- Sekolah di Pamekasan tetap jalankan program makan mandiri meski ada MBG, karena wali murid sepakat melanjutkan kebijakan.
- Program ini disukai karena menu bervariasi, fleksibel untuk alergi, bahan segar, dan makan bersama tiap pagi pukul 09.00 di sekolah.
- Dengan iuran Rp5.000 per siswa, program ini hemat, jadi pengganti uang jajan, tanpa kantin, dan didukung subsidi silang untuk keluarga kurang mampu.
Suara.com - Di tengah gencarnya sosialisasi program Makan Bergizi Gratis (MBG) yang dicanangkan pemerintah, sebuah lembaga pendidikan di Kelurahan Juncangcang, Pamekasan, Madura, mengambil sikap yang unik.
Lembaga yang menaungi Kelompok Bermain (KB) Raudhatul Athfal (RA) Insan Cendikia dan MI Alquran Internasional (MIQI) Darussalam ini dengan mantap memilih untuk melanjutkan program makan mandiri yang telah mereka jalankan selama tiga tahun terakhir.
Keputusan ini bukanlah bentuk penolakan mentah-mentah terhadap inisiatif pemerintah, melainkan hasil dari musyawarah yang melibatkan seluruh wali murid.
Suherman, perwakilan dari lembaga tersebut, menjelaskan bahwa ketika tawaran program MBG muncul, pihak sekolah segera mengumpulkan para orang tua untuk berdiskusi.
"Kami memberikan pilihan kepada wali murid: apakah kita akan beralih ke program pemerintah atau tetap melanjutkan program makan yang sudah berjalan di sekolah.
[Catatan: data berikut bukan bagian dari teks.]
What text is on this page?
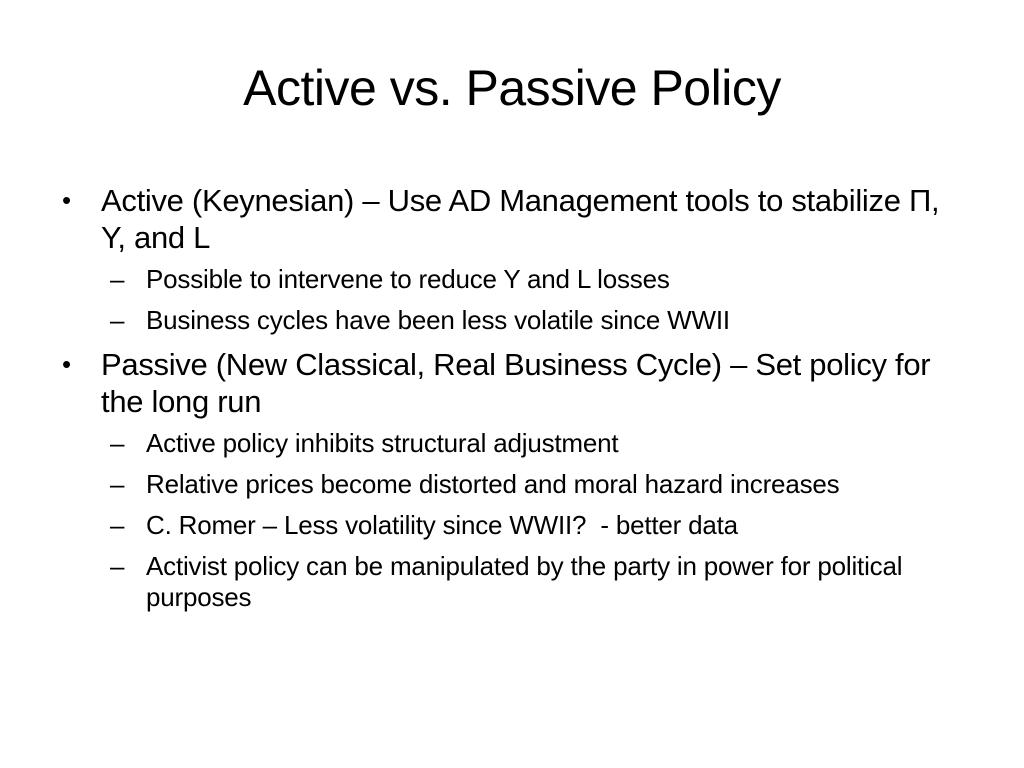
Active vs. Passive Policy
• Active (Keynesian) – Use AD Management tools to stabilize Π, Y, and L
– Possible to intervene to reduce Y and L losses
– Business cycles have been less volatile since WWII
• Passive (New Classical, Real Business Cycle) – Set policy for the long run
– Active policy inhibits structural adjustment
– Relative prices become distorted and moral hazard increases
– C. Romer – Less volatility since WWII?  - better data
– Activist policy can be manipulated by the party in power for political purposes
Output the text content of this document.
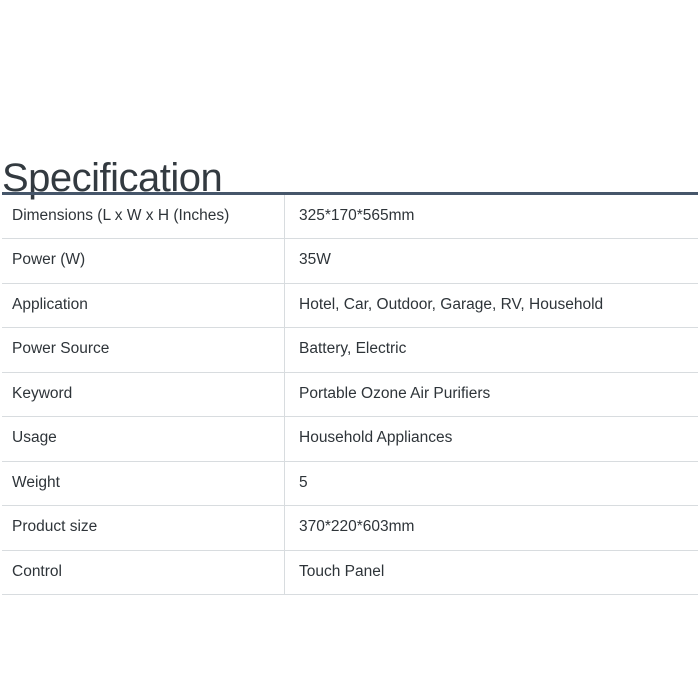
Specification
Dimensions (L x W x H (Inches)	325*170*565mm
Power (W)	35W
Application	Hotel, Car, Outdoor, Garage, RV, Household
Power Source	Battery, Electric
Keyword	Portable Ozone Air Purifiers
Usage	Household Appliances
Weight	5
Product size	370*220*603mm
Control	Touch Panel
Ternyata, secara aklamasi, mereka lebih memilih program kami dilanjutkan," ungkap Suherman kepada wartawan belum lama ini.
Kepercayaan wali murid ini bukan tanpa alasan. Program makan di sekolah tersebut telah terbukti efektif dan disukai oleh para siswa. Setiap hari tepat pukul 09.00, seluruh siswa berkumpul untuk menikmati hidangan bersama.
Menu yang disajikan sangat bervariasi, dengan jadwal yang telah disusun rapi untuk satu bulan penuh, memastikan asupan gizi yang seimbang dan tidak monoton.
Keunggulan lain dari program mandiri ini adalah fleksibilitasnya. Pihak sekolah sangat memperhatikan kondisi setiap anak.
"Kami sangat fleksibel. Jika ada siswa yang memiliki alergi terhadap lauk atau masakan tertentu, kami akan segera menyesuaikan menunya sesuai kebutuhan anak tersebut," jelas Suherman.
Baca Juga: Pendidikan dr. Tan Shot Yendan, Berani Kritik Program MBG Tak Bergizi Seimbang
Kualitas makanan juga menjadi prioritas utama. Semua bahan pokok dipastikan segar dan diolah pada pagi hari, sehingga saat disajikan, makanan masih dalam kondisi hangat dan menggugah selera.
"Mungkin ini salah satu faktor utama mengapa wali murid begitu yakin untuk melanjutkan program ini," tambahnya.
Dari segi pendanaan, program ini didukung oleh iuran harian sebesar Rp 5.000 per siswa.
Angka ini, menurut Suherman, telah disepakati bersama dan justru dianggap lebih hemat.

Iuran tersebut berfungsi sebagai pengganti uang jajan, karena sekolah secara konsisten menerapkan kebijakan tanpa kantin dan melarang siswa membeli jajanan di lingkungan sekolah.
"Sejak awal berdiri, kami berkomitmen untuk mengontrol asupan anak-anak dengan tidak menyediakan kantin.
Iuran Rp 5.000 ini pada dasarnya adalah alih fungsi dari uang saku mereka untuk sesuatu yang lebih sehat dan terjamin," katanya.
Selama tiga tahun berjalan, tidak pernah ada keluhan dari orang tua terkait iuran ini.
Sistem pembayaran yang fleksibel, baik harian maupun bulanan, serta adanya subsidi silang bagi keluarga yang mengalami kesulitan finansial, menjadikan program ini solusi yang inklusif dan diterima dengan baik oleh seluruh komunitas sekolah.